Cinq Ukrainiens tentent de rénover une réplique d'une galère du XVème siècle. Ils ont du traverser les 2400 km qui séparent Lviv de Châteaulin pour commencer les travaux. Pas évident, alors que la guerre sévit et que les règles pour sortir du pays sont très strictes.
Ils sont arrivés le 21 mars dernier de Lviv dans l'ouest de l'Ukraine. 2400 kilomètres parcourus dans une fourgonnette prévue pour l'occasion, avec un seul objectif : commencer les travaux sur leur tchaïka.
Un bateau à l'histoire lourde de sens
La tchaïka Presviata Pokrova, "la Sainte Vierge qui protège" est une réplique d'une galère cosaque du XVème siècle. Ce vieux gréement, construit en 1992 au sortir de la Guerre Froide, embarquait tout jeune Ukrainien désireux de voir du pays, quelles que soient ses connaissances maritimes. La galère a accueilli jusqu'à 35 marins à son bord.
Outil de communication, de diplomatie et surtout de liberté, la galère a navigué sur les mers d'Europe pendant une vingtaine d'années avant de finir, en 2011, par s'amarrer en Bretagne, à Pont-Aven. S'en suivent plusieurs années d'abandon pendant lesquelles la galère prend l'eau.
Une association a bien été créée à Pont-Aven pour la retaper, mais les coûts sont importants et l'équipage bien loin. Avec la guerre en Ukraine lancée l'année dernier par la Russie, le navire a repris sa symbolique de liberté et de patriotisme.
Rénover la tchaïka malgré la guerre qui fait rage...
Certains membres de l'ancien équipage sont morts au front, d'autres s'y battent toujours. Mais cinq hommes, réformés ou trop âgés pour combattre sont venus jusqu'à Châteaulin où la Tchaïka patiente désormais à sec.
Sur place, ils sont aidés par Bernard Del Vallé Dinéiro, un Châteaulinois qui a pris à cœur leur mission, il y a deux ans. "On les aide avec les moyens du bord. On prend un peu le relais à Châteaulin, de l'association Presviata Pokrova de Pont-Aven.

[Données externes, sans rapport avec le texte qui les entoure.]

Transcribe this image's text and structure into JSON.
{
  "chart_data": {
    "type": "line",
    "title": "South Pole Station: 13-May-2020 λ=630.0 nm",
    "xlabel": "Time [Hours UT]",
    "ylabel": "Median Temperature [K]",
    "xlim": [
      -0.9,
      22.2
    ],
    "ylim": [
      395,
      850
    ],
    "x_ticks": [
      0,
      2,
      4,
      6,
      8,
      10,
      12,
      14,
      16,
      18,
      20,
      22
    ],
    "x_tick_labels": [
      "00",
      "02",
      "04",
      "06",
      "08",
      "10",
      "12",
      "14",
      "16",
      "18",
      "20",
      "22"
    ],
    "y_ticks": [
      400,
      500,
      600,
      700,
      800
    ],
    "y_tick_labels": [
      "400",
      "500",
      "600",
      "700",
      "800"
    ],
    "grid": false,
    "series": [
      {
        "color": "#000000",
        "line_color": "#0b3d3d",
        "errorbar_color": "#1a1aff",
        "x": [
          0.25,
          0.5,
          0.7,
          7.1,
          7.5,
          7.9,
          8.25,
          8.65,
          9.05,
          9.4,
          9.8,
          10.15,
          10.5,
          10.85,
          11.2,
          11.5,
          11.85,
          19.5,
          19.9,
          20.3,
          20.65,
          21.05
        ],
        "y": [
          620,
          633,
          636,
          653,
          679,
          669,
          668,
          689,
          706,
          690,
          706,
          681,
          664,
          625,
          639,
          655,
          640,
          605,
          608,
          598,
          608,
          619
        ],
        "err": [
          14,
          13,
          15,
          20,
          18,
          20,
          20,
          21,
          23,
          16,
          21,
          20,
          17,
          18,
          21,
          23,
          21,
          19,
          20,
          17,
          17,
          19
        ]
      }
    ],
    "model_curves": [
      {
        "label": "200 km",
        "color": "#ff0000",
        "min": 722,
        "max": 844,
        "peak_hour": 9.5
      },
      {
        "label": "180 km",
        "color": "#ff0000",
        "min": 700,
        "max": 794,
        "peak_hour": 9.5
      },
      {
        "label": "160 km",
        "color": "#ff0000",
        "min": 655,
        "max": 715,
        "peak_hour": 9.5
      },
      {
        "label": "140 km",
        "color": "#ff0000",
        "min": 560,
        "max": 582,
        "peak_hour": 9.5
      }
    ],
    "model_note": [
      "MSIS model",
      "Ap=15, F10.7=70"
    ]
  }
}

Leur histoire m'a pris les tripes, je me suis dit qu'on ne pouvait pas laisser tomber les gens comme ça, avec leur histoire folle.
Je fais beaucoup l'intermédiaire, je ne veux pas me mêler de la réparation du bateau car je n'ai pas les compétences. C'est de l'entr'aide, des coups de téléphone pour trouver des outils, du bois à gauche à droite.
Bernard Del Vallé Dinéiro, soutien logistique pour la rénovation de la tchaïka
Le Châteaulinois qui aime les gens et les histoires d'Hommes admire la volonté des cinq hommes. "Quand ils sont arrivés, ils pensaient trouver un bateau sous hangar avec de l'électricité et prévoyaient de poser leurs tentes pour dormir." Impossible, car la galère séjourne sur un quai en plein air au bord de l'Aulne. "Avec ma compagne Claire, on les loge chaque fois qu'ils viennent, mais ils apportent beaucoup de choses à manger, à boire et autres."
Depuis le début de la guerre, il y a un peu plus d'un an, c'est la première fois qu'un groupe d'Ukrainiens parvient à travailler sur le bateau. Pour sortir d'Ukraine, il faut avoir plus de 60 ans ou avoir été réformé et disposer d'une autorisation spéciale, et le séjour en dehors du pays ne peut excéder un mois (contre trois mois avant la guerre).
... et sans savoir-faire en charpente marine
Myron Humenetskiy, le chef d’équipe a appris le français au cours de ses voyages pour la Previata Pokrova, il est reconnaissant de l'aide et des conseils dispensés par les Bretons pour la réparation du bateau. Car lui et ses quatre compagnons sont totalement novices en matière de charpente marine.
D'ailleurs, quand on lui demande à quoi il pense quand est sur le bateau, il répond : "je pense surtout à ne pas faire de fautes sur les rénovations, j'ai posé beaucoup de questions aux gens qui habitent ici, qui connaissent bien les bateaux, ça aide beaucoup. Bien sûr, je pense à l'Ukraine, mon travail sur ce bateau, c'est pour l'Ukraine. C'est ma manière à moi d'aider pour gagner [la guerre]. Pour nous, ce bateau, c'est un bateau historique, nouvelle histoire, nouvelle Ukraine."